Pat - Consider going to the library and getting books by Don Casey. Sailboat deck and hull repair is the best one I have seen. Its english and has a glossary so even dumb firemen can understand it. Good luck.

Chris
 
Iggy... there are several sources for general info on this topic. Over the years, Passage Maker Magazine includes excellent articles on re bedding hardware. Also, some mag title like "boat repairs" or the such... I get it but don't remember the name.... has alot of info... mainly sailboats.

I learned by reading some of the Glen-L "Make your own boat" books as well as the pamplets and books from the West System for epoxy building and repair. I assume you can still get similar works today. It's nice to have something to thumb thru casually and learn at your own speed about the areas in which you are interested at that time.

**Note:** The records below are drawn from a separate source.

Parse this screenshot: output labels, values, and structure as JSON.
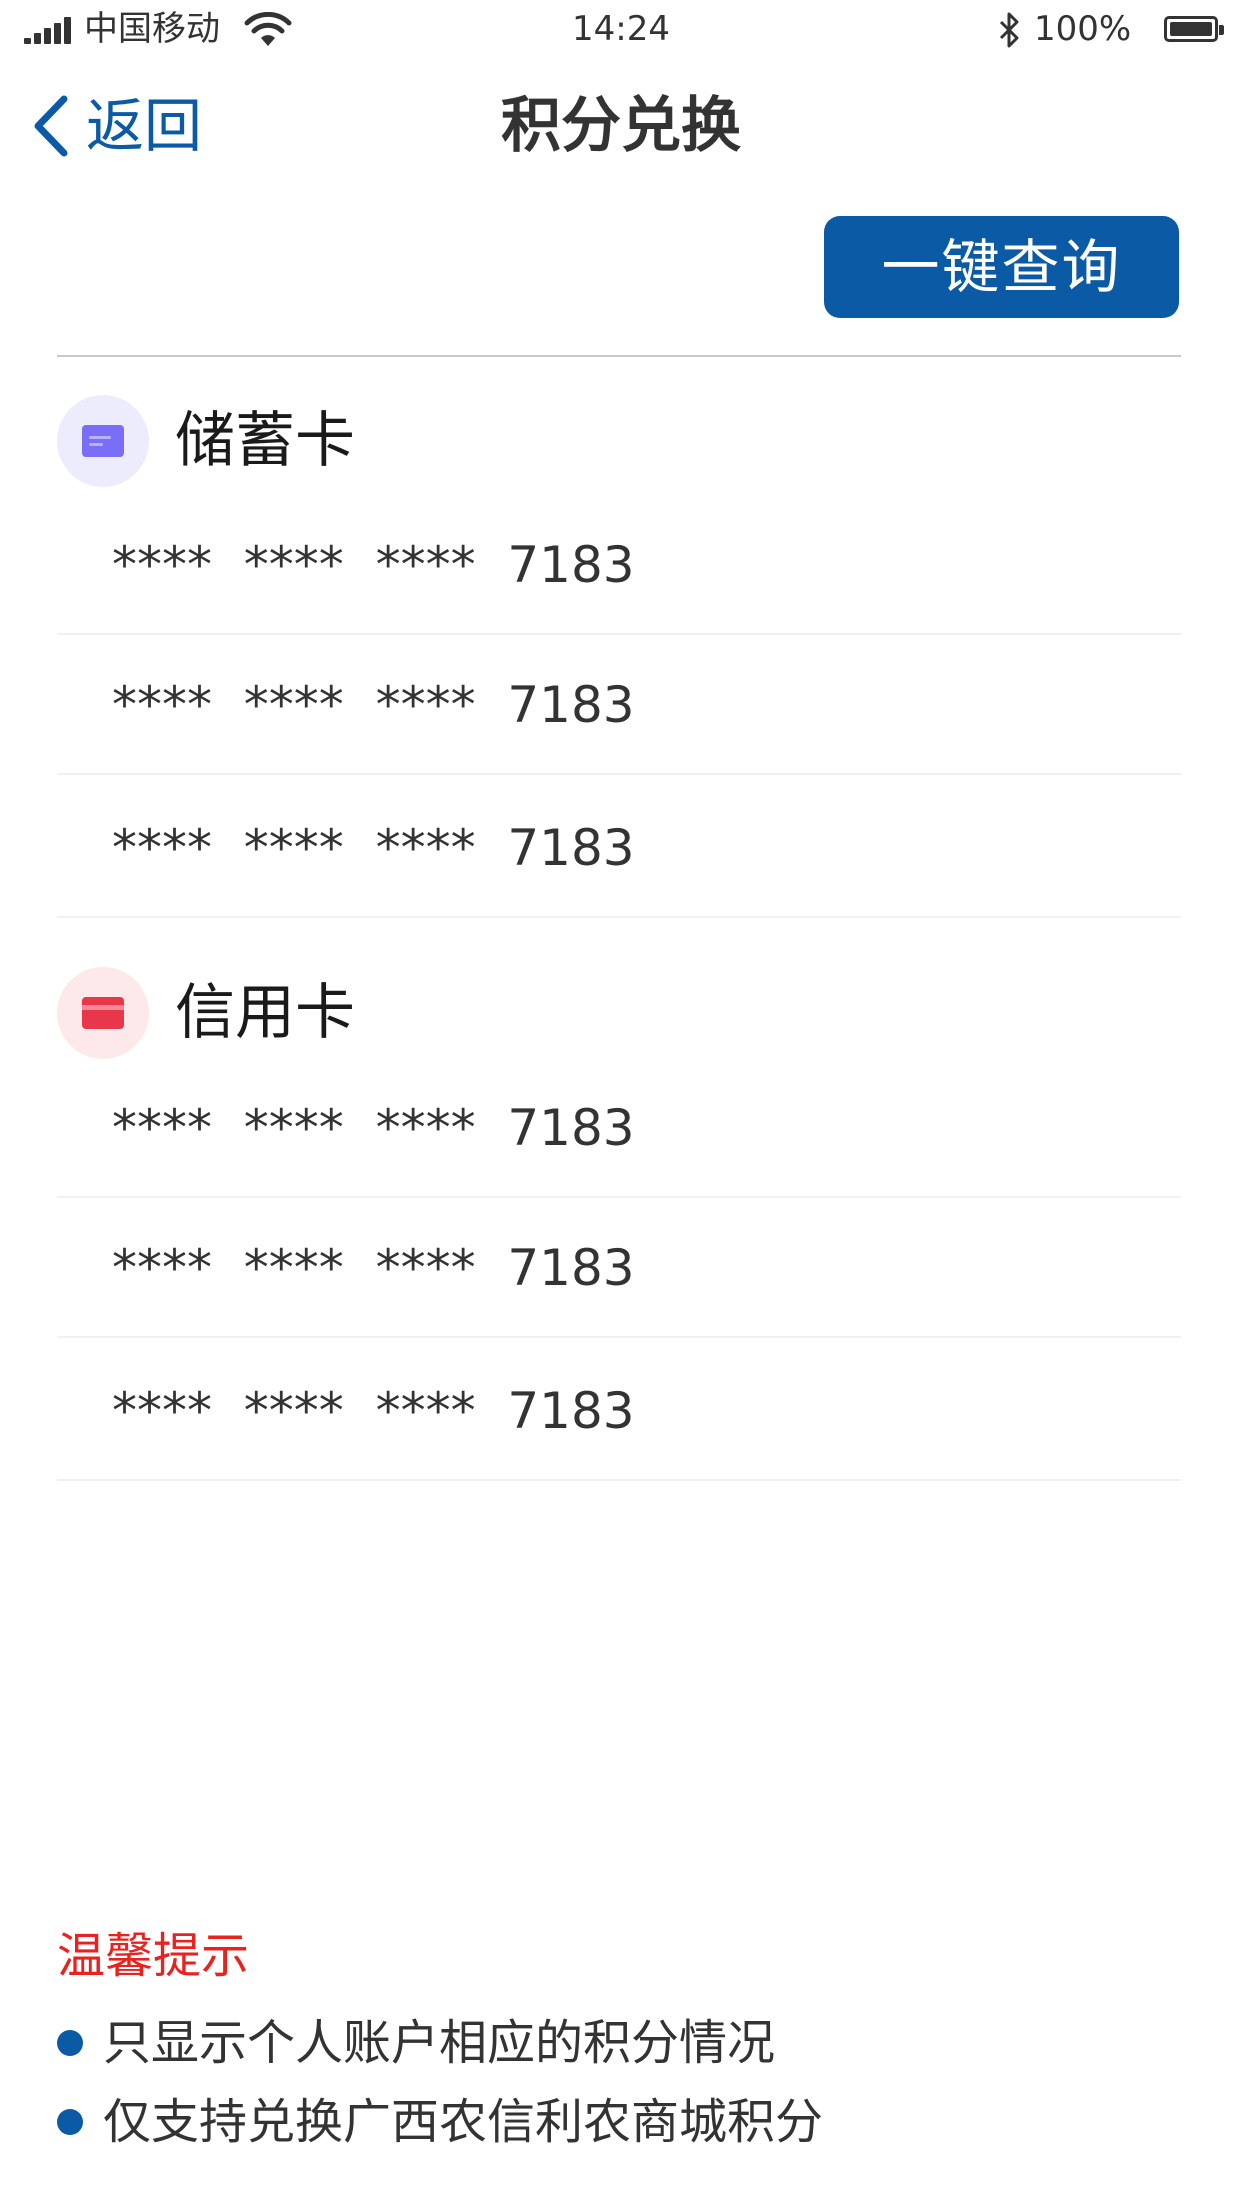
{
  "status_bar": {
    "carrier": "中国移动",
    "time": "14:24",
    "battery_percent": "100%"
  },
  "nav": {
    "back_label": "返回",
    "title": "积分兑换"
  },
  "query_button_label": "一键查询",
  "debit_section": {
    "title": "储蓄卡",
    "icon": "debit-card-icon",
    "accent_color": "#7b6ef6",
    "cards": [
      {
        "masked": "****  ****  ****",
        "last4": "7183"
      },
      {
        "masked": "****  ****  ****",
        "last4": "7183"
      },
      {
        "masked": "****  ****  ****",
        "last4": "7183"
      }
    ]
  },
  "credit_section": {
    "title": "信用卡",
    "icon": "credit-card-icon",
    "accent_color": "#e8374a",
    "cards": [
      {
        "masked": "****  ****  ****",
        "last4": "7183"
      },
      {
        "masked": "****  ****  ****",
        "last4": "7183"
      },
      {
        "masked": "****  ****  ****",
        "last4": "7183"
      }
    ]
  },
  "tips": {
    "title": "温馨提示",
    "items": [
      "只显示个人账户相应的积分情况",
      "仅支持兑换广西农信利农商城积分"
    ]
  },
  "colors": {
    "primary": "#0a5aa6",
    "tip_title": "#e8231f"
  }
}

The Glen-L building designs have lots of small, fun, plywood craft designs and instructions. Used to be you could get a materials kit from them, or cut your own plywood and get the West System Epoxy materials. The small craft are "stitch" designs, where you "sew the plywood panels together with wire thru a series of small drilled holes. The pieces are fist sealed in epoxy then are held in the basic shape by the wiring. You then use the epoxy, fiberglass, etc.. You can make canoes, kayaks, surf boards, dingys , whatever from a number of designers.

You could even get experience by building an epoxy sandwiched birdhouse, an outdoor potting table/sink, fountain, storage building (now that would be expensive).


All Dr. Bob's info is spot on accurate, but it's easier to learn by doing small projects yourself... What I'm saying is you could start working on small items not attached to your boat. You could make a removable shelf or storage rack, etc..

John
 
DrJohn's post about Glen L reminds me of a project which takes a weekend: I don't see it in the catalogue, but suspect it has been modified. It was a stich and glue 13 or 15 foot open "kayak"--hard chine, 3mm Brynzel ply with 3 oz hardware cloth inside and outside.

The project uses one frame, stitch and glue, multiple fillets (all of the seams, tape, glass and epoxy the entire boat. One weekend to build and a second week end for sanding and final finishing. This type of project is a great winter project and good learning with glass and epoxy; plus you have a great kayak (about 30 lbs as I recollect).

Also Glen L now has Ken Hankinson's plans as part of their catalogue basically doubling the number of plans available, with some nice dory and semi dory types for historical purposes.
 
Pat,

I typed this on your other thread, but it seems to have disappeared.

http://www.WestSystem.info http://www.WestSystem.com have a list of publications you can order. Also, you can call Toll Free 866-937-8797 for info.

1 - "User Manual and Product Guide"

2 - Repair Manuals: "Final Fairing and Finishing", Fiberglass Boat Repair and Maintenance", "Vacuum Bagging Techniques", "Gelcoat Blister Repair", and "Wooden Boat Restoration".

3 - "The Gourgion Brothers on Boat Construction, 5th Edition"

4 - "WEST SYSTEM Epoxy How-To DVD", a compilation of three other instructional DVDs, 59 minutes.